Additionally, instead of owing multiple creditors, you’d manage a single business loan, routine installment payment and repayment term instead. This could help you stay organized and on top of your repayment schedule.
8. Finance Real Estate Changes
Use loan proceeds to pay for construction projects or renovations that might be necessary to revamp your existing location or open another business front. You also can use a loan to purchase a building or lease a new space. Small business financing, such as an expansion loan, can help you remodel or move so you can maximize your reach.
Need Funding? Questions to Consider
Why do business firms need financing? According to the U.S. Chamber of Commerce, competition is increasing for small business owners around the country.
With many businesses vying to remain top of mind with customers, it’s no surprise that nearly 1 in 3 say they have more competition now than they had at the start of 2020.

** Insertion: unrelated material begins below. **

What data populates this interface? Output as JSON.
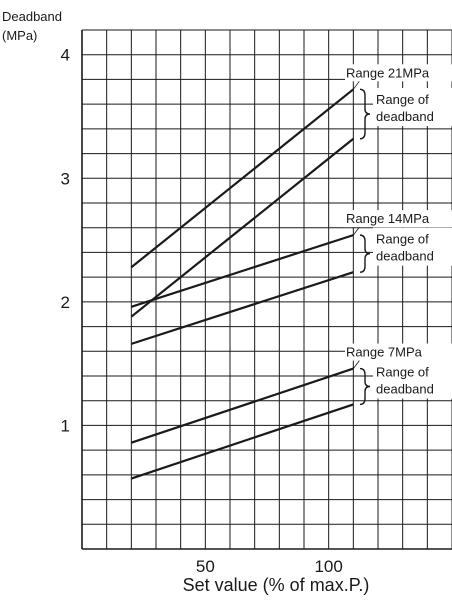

Whether you’re seeking a loan to survive or thrive, you have options when it comes to getting small business funding. From new technology to real estate, payroll to inventory and more, financing can help you cover expenses or investment opportunities that surface, anticipated or not.
Be sure to ask yourself the following questions when you’re researching ways to get financing:
- How much money will I need?
- How quickly do I need the money?
- What payments can I afford to make?
- What exactly will I use the funds for?
- How much risk is involved in the project I’m funding?
- Will I need short- or long-term financing?
- What will the interest rate be?
- What will the repayment terms look like?